Irving's blog

The trials and tribulations of computering

Tuning the Chef Server for Scale

In Chef’s Customer Engineering team we are frequently asked for advice on tuning the Chef Server for high-scale situations. Below is a summary of what we generally tell customers. Note that these tuning settings are specific to Chef Server 12, which is the recommended version for any customer who cares about the performance of their Chef server.

General Advice

Understand the OSS components that make up the Chef Server

A good way to think about the Chef server is as a collection of microservices components underpinned by OSS software:

  • Nginx (openresty)
  • PostgreSQL
  • Solr
  • RabbitMQ
  • Redis
  • Chef
  • Erlang/OTP
  • Ruby
  • Runit
  • The Linux Kernel
    • LVM
    • Storage subsystem
    • Network stack

It’s important to understand the performance characteristics, monitoring and troubleshooting of these components. Especially Postgres, Solr, RabbitMQ, Runit and Linux systems in general. It’s worth noting that the Chef server core is Open Source, and all if its code can be examined on Github

Because these components are glued together using Chef, it’s highly recommended that you familiarize yourself with the cookbooks that configure the Chef server when you run chef-server-ctl reconfigure

Have good monitoring in place

We don’t provide prescriptive monitoring guidance at this time, but here’s our advice:

  • Use existing Open source software (Sensu, Nagios, etc) to collect metrics and test the health of the OSS components. This should be fairly straightforward to set up.
  • Configure your monitoring systems and load balancers to query the Health status endpoint of erchef (https://mychefserver/_status)
  • Run a graphite server. erchef will send detailed statistics if you set the following in your chef-server.rb file:
    1
    2
    3
    
    folsom_graphite['enabled'] = true
    folsom_graphite['host'] = 'graphite.mycompany.com'
    folsom_graphite['port'] = 2003
    
  • Use Splunk or Logstash to collect and analyze your Chef server logs.
    • You can collect and graph useful performance data by graphing /var/log/opscode/opscode-erchef/requests.log.N, /var/log/opscode/oc_bifrost/requests.log.N and /var/log/opscode/opscode-reporting/requests.log.N
    • Each request line will show (in ms) various performance counter. For example: req_time=20; rdbms_time=2; rdbms_count=3; authz_time=5; authz_count=1;

Think about API requests per second rather than node counts

A very common measurement for the size of Chef servers/clusters is the number of nodes they serve. However, this number is not terribly useful because of other elements that can cause very wide variation. Namely:

  • The interval and splay of Chef client runs
    • 1000 nodes every hour == 500 nodes every 30 minutes
    • Insufficient splay can cause a “stampede condition” on the Chef server. Splay should be equal to the interval in order to get maximum smoothness of request load.
  • The number and complexity of search requests and databag fetches performed during each Chef run
  • The number of cookbooks depended on for each Chef run.
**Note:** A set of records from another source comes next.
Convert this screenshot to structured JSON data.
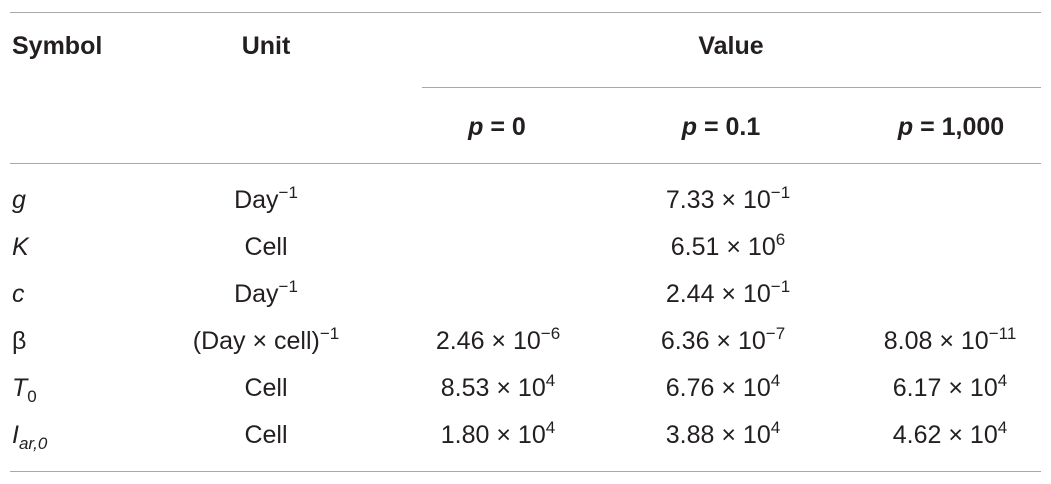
{
  "header": {
    "symbol": "Symbol",
    "unit": "Unit",
    "value": "Value",
    "p_label": "p",
    "p_cols": [
      "= 0",
      "= 0.1",
      "= 1,000"
    ]
  },
  "rows": [
    {
      "symbol": "g",
      "symbol_sub": "",
      "unit": "Day",
      "unit_sup": "−1",
      "shared": {
        "mant": "7.33 × 10",
        "exp": "−1"
      }
    },
    {
      "symbol": "K",
      "symbol_sub": "",
      "unit": "Cell",
      "unit_sup": "",
      "shared": {
        "mant": "6.51 × 10",
        "exp": "6"
      }
    },
    {
      "symbol": "c",
      "symbol_sub": "",
      "unit": "Day",
      "unit_sup": "−1",
      "shared": {
        "mant": "2.44 × 10",
        "exp": "−1"
      }
    },
    {
      "symbol": "β",
      "symbol_sub": "",
      "unit": "(Day × cell)",
      "unit_sup": "−1",
      "values": [
        {
          "mant": "2.46 × 10",
          "exp": "−6"
        },
        {
          "mant": "6.36 × 10",
          "exp": "−7"
        },
        {
          "mant": "8.08 × 10",
          "exp": "−11"
        }
      ]
    },
    {
      "symbol": "T",
      "symbol_sub": "0",
      "unit": "Cell",
      "unit_sup": "",
      "values": [
        {
          "mant": "8.53 × 10",
          "exp": "4"
        },
        {
          "mant": "6.76 × 10",
          "exp": "4"
        },
        {
          "mant": "6.17 × 10",
          "exp": "4"
        }
      ]
    },
    {
      "symbol": "I",
      "symbol_sub": "ar,0",
      "unit": "Cell",
      "unit_sup": "",
      "values": [
        {
          "mant": "1.80 × 10",
          "exp": "4"
        },
        {
          "mant": "3.88 × 10",
          "exp": "4"
        },
        {
          "mant": "4.62 × 10",
          "exp": "4"
        }
      ]
    }
  ]
}
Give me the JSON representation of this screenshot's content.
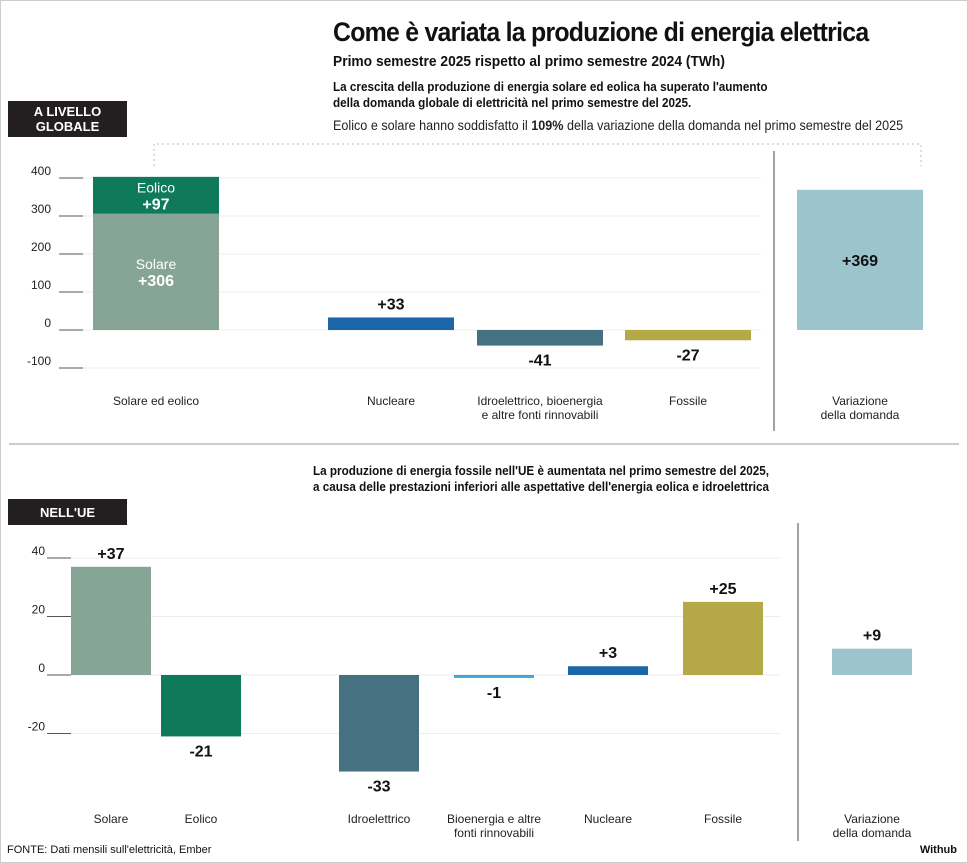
{
  "header": {
    "title": "Come è variata la produzione di energia elettrica",
    "subtitle": "Primo semestre 2025 rispetto al primo semestre 2024 (TWh)",
    "global_lead_1": "La crescita della produzione di energia solare ed eolica ha superato l'aumento",
    "global_lead_2": "della domanda globale di elettricità nel primo semestre del 2025.",
    "note_before": "Eolico e solare hanno soddisfatto il ",
    "note_bold": "109%",
    "note_after": " della variazione della domanda nel primo semestre del 2025",
    "tag_global_1": "A LIVELLO",
    "tag_global_2": "GLOBALE",
    "tag_eu": "NELL'UE",
    "eu_lead_1": "La produzione di energia fossile nell'UE è aumentata nel primo semestre del 2025,",
    "eu_lead_2": "a causa delle prestazioni inferiori alle aspettative dell'energia eolica e idroelettrica"
  },
  "footer": {
    "source": "FONTE: Dati mensili sull'elettricità, Ember",
    "credit": "Withub"
  },
  "chart_data": [
    {
      "type": "bar",
      "title": "A LIVELLO GLOBALE",
      "ylim": [
        -100,
        400
      ],
      "yticks": [
        400,
        300,
        200,
        100,
        0,
        -100
      ],
      "categories": [
        [
          "Solare ed eolico"
        ],
        [
          "Nucleare"
        ],
        [
          "Idroelettrico, bioenergia",
          "e altre fonti rinnovabili"
        ],
        [
          "Fossile"
        ],
        [
          "Variazione",
          "della domanda"
        ]
      ],
      "bars": [
        {
          "category": 0,
          "segments": [
            {
              "name": "Solare",
              "value": 306,
              "label": "+306",
              "color": "#86a596"
            },
            {
              "name": "Eolico",
              "value": 97,
              "label": "+97",
              "color": "#0f7a5a"
            }
          ]
        },
        {
          "category": 1,
          "value": 33,
          "label": "+33",
          "color": "#1a66a8"
        },
        {
          "category": 2,
          "value": -41,
          "label": "-41",
          "color": "#457181"
        },
        {
          "category": 3,
          "value": -27,
          "label": "-27",
          "color": "#b5a846"
        },
        {
          "category": 4,
          "value": 369,
          "label": "+369",
          "color": "#9bc4cc"
        }
      ]
    },
    {
      "type": "bar",
      "title": "NELL'UE",
      "ylim": [
        -33,
        40
      ],
      "yticks": [
        40,
        20,
        0,
        -20
      ],
      "categories": [
        [
          "Solare"
        ],
        [
          "Eolico"
        ],
        [
          "Idroelettrico"
        ],
        [
          "Bioenergia e altre",
          "fonti rinnovabili"
        ],
        [
          "Nucleare"
        ],
        [
          "Fossile"
        ],
        [
          "Variazione",
          "della domanda"
        ]
      ],
      "bars": [
        {
          "category": 0,
          "value": 37,
          "label": "+37",
          "color": "#86a596"
        },
        {
          "category": 1,
          "value": -21,
          "label": "-21",
          "color": "#0f7a5a"
        },
        {
          "category": 2,
          "value": -33,
          "label": "-33",
          "color": "#457181"
        },
        {
          "category": 3,
          "value": -1,
          "label": "-1",
          "color": "#3aa8d8"
        },
        {
          "category": 4,
          "value": 3,
          "label": "+3",
          "color": "#1a66a8"
        },
        {
          "category": 5,
          "value": 25,
          "label": "+25",
          "color": "#b5a846"
        },
        {
          "category": 6,
          "value": 9,
          "label": "+9",
          "color": "#9bc4cc"
        }
      ]
    }
  ]
}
More cookbooks adds loading to the depsolver and also to the Bookshelf service which serves cookbooks
  • The size of node data, which we’ve seen range from 32kb to 5MB (the default maximum is 1MB but can be increased). This adds load to the indexing service (opscode-expander) as well as to Solr

Although it’s not perfect, we’ve found that a good rule of thumb for examining active Chef servers is the number of API requests per second aggregated across the entire cluster. We’ve found that clusters which sustained higher than 125 API RPS started to experience occasional errors.

DRBD: Don’t do it

In the field we’ve found that DRBD has a negative impact on performance and availability of Chef server clusters. Specifically:

  • Because DRBD uses synchronous replication, a block is not considered “committed to disk” until it has been confirmed by both nodes in the cluster. This adds significant latency to each IOP.
  • DRBD’s bandwidth is limited by the network throughput between the nodes. Dedicated cross-over links are not possible in all scenarios (for example VMs) which leads to low and inconsistent throughput.
  • DRBD resyncs can take a very long time and greatly impact performance while running.
  • Although DRBD protects against hardware failure, it does a very poor job of protecting against many classes of software failure. For example, a corrupt database is replicated whole to the other node, so failing over will not correct the system.

Beware LVM snapshots impact on performance

LVM is generally recommended for storing all Chef Server data (/var/opt/opscode in standalone/tier installs and /var/opt/opscode/drbd/data in HA installs) because it provides the ability to expand disks on the fly and create crash-consistent snapshots.

However it’s important to know that as LVM snapshots increase in size it is very detrimental to performance:

Therefore it is recommend that snapshots are used to create consistent backups, but are immediately deleted after they are no longer needed.

Chef Server tuning tips

Server sizing

Chef Server frontends:

  • Frontends run stateless services only (erchef, bifrost, reporting, manage) and can be scaled horizontally.
  • They are almost always CPU bound, and only suffer memory or disk pressure during fault scenarios (typically because of backend issues).
  • A good starting point for frontends is 4 CPU cores and 8 GB RAM. Disk on frontends does not matter.

Chef server backends:

  • Backends mix a number of disk, memory and CPU bound services (Postgres, Solr, RabbitMQ, Expander)
  • A good starting point for backends is 8 CPU cores and 32 GB of RAM.
  • Flash-based storage is highly recommend, combined with the XFS filesystem and LVM.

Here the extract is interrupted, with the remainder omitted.